In this respect, Paul's writing is outside of it's time, yet also brilliant within the context of the cultural periods he was examining. His reflections on so many artist's creative output go far beyond whether a given composition or album was "good" or not, and delve into the realm of his own subjective response to the music. In this sense, Paul understood there was no objectivity he as a writer or critic could fall back on. In the process of hearing or seeing an artist's creation, the marriage of experience and perspectives of the composer and the listener he saw as the only true evaluation that a listener or observer can give someone else's creation. Through the laws of cognitive association, our minds search for a context in which to make sense of new music or art. Paul understood that sometimes, there is no association to fall back on.

Paul's book on his 100 favorite singles is an example of how his exploration into his reactions to music were governed by his emotions and intellect. The conversation that he has with the reader throughout the singles book is as if we are sitting with him in our music room and he has brought a backpack full of his favorite singles to play for us. His reflections on rediscovering Rock Music in the Nineties in his MAP book is a similar experience for the reader. He does not tell us what to like, he shares with us what he likes, and why he prefers the selections he has made.

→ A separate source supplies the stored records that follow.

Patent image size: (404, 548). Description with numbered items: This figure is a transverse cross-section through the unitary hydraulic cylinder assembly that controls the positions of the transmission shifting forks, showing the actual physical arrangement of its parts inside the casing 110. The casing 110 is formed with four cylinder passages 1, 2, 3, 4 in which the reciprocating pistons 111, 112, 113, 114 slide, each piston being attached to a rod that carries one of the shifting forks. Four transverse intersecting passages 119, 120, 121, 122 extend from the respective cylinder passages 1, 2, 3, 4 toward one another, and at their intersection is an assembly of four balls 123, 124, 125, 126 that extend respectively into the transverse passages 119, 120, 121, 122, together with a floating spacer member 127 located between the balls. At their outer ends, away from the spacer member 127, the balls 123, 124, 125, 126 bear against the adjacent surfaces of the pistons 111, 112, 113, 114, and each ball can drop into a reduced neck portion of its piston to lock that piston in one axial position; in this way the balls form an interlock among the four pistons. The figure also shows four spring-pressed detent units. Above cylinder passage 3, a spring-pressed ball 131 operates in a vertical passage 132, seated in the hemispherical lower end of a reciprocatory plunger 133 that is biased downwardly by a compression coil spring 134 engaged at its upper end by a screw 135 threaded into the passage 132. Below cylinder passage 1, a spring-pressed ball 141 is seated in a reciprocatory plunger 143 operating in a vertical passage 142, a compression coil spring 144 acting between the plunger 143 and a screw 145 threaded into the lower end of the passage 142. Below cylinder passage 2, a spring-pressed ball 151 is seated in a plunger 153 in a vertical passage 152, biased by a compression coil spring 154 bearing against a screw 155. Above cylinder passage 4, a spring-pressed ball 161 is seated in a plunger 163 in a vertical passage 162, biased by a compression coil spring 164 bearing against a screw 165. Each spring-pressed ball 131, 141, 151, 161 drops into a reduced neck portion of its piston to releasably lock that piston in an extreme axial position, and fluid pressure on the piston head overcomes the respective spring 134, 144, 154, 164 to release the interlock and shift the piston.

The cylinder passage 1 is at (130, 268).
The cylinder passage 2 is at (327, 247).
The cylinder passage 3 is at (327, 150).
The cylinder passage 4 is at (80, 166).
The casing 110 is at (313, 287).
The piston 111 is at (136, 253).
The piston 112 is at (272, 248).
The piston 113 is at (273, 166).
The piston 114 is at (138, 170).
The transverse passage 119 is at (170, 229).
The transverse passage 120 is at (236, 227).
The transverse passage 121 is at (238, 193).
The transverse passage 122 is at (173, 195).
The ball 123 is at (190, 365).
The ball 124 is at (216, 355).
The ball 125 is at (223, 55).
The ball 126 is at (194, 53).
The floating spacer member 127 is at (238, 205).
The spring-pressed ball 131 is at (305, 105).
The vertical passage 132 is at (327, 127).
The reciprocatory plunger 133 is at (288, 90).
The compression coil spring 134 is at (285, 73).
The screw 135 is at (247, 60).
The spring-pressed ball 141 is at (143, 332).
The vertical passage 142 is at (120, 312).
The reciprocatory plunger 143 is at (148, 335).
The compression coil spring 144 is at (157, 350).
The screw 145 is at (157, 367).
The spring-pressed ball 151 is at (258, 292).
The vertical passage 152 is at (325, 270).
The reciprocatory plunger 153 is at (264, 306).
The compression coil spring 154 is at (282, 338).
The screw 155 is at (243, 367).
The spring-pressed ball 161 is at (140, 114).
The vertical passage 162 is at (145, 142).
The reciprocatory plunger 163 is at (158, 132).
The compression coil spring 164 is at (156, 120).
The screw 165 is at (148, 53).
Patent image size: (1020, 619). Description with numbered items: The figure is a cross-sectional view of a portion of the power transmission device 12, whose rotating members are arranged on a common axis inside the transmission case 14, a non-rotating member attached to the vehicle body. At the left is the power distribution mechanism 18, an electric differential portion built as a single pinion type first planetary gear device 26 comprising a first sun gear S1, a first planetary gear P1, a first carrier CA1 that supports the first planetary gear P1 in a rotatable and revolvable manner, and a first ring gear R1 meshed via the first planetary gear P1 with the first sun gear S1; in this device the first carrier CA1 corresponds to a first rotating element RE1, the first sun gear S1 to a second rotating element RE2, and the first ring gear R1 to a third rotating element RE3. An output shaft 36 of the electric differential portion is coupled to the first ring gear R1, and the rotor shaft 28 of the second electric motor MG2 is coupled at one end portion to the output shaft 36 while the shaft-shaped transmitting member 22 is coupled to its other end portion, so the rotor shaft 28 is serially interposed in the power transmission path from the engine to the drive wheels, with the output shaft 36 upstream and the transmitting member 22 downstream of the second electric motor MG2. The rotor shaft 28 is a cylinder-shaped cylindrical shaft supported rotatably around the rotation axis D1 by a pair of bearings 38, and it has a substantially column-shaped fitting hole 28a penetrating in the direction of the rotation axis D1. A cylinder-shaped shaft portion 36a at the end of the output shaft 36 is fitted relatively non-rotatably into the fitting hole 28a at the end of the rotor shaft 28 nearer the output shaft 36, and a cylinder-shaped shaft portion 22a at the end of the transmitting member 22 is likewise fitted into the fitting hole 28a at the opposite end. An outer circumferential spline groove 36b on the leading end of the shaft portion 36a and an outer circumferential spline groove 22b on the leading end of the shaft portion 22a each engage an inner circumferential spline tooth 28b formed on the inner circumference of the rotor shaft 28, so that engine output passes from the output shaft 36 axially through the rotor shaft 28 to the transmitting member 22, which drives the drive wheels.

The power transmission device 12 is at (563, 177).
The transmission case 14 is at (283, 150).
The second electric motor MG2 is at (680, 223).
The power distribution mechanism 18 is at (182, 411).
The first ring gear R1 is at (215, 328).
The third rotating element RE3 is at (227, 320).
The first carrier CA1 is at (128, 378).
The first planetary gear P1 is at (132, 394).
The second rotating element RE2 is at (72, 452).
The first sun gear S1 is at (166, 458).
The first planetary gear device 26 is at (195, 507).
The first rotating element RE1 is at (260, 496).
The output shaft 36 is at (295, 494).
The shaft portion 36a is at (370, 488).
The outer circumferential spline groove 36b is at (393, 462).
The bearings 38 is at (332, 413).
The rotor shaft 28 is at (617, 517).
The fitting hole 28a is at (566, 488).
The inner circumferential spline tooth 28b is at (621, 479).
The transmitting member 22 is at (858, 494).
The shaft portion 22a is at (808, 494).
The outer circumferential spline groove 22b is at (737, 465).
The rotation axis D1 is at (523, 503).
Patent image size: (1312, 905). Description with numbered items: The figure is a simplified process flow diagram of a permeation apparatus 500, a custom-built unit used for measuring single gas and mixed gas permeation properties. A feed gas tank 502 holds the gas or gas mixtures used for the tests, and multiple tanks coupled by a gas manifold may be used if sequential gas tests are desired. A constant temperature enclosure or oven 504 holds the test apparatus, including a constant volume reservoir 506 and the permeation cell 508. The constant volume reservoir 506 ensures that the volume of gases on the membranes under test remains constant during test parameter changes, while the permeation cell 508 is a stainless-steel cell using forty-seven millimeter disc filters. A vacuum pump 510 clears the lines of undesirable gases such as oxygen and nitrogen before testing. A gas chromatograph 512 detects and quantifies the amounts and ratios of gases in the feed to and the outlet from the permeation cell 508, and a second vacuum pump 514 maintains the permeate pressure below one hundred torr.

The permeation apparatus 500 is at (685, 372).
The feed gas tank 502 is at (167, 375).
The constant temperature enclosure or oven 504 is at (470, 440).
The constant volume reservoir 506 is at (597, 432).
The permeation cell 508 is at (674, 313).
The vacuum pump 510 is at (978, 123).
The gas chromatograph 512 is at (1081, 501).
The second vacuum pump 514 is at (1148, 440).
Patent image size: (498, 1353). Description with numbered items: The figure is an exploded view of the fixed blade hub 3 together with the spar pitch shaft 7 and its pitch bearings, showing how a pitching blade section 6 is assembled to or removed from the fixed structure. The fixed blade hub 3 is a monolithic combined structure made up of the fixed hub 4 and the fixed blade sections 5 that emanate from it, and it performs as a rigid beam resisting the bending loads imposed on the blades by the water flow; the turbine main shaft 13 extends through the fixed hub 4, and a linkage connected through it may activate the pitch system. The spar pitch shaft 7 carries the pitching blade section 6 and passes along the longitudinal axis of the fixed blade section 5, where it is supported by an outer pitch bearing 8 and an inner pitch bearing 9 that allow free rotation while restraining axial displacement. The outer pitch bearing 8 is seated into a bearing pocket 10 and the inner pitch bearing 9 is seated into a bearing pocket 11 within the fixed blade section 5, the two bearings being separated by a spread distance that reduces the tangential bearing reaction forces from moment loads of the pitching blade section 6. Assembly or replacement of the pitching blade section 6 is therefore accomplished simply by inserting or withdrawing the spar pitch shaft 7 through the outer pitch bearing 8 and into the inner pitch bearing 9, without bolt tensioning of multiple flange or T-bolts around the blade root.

Not being a huge Dylan listener, his work on Dylan opened my mind to the work Dylan has created through the years, and allowed me to set aside my presuppositions about Dylan's work. More than Griel Marcus, or other writers, Paul's exploration of the humanity of Dylan's music made him accessible to me. I thank him for that.

The letters I exchanged with Paul usually centered on music. I profoundly respect  his openness to being surprised, delighted, and moved by music. I treasure a copy of his How Deep Is the Ocean book on Brian Wilson and the Beach Boys which he inscribed to me. He told me he liked my notes for The Beach Boys' Capitol Years Boxed Set. His reflections on the 1993 Good Vibrations Boxed Set are the best discussion I have read on that set and perhaps some of the best writing ever put down on The Beach Boys.

Paul's quality of life deteriorated over the last few years as the Alzheimers Disease advanced. Cindy Lee Berryhill's illustrated reflections on his life with Alzheimers and traumatic brain injury are deeply loving and yet  so similar to my own with my mother as she descended into the depths of that disease.  In the end, we all have Paul's writing and his deep and abiding openness to life to celebrate, and his memory lives on in his family and the people his writing so deeply touched.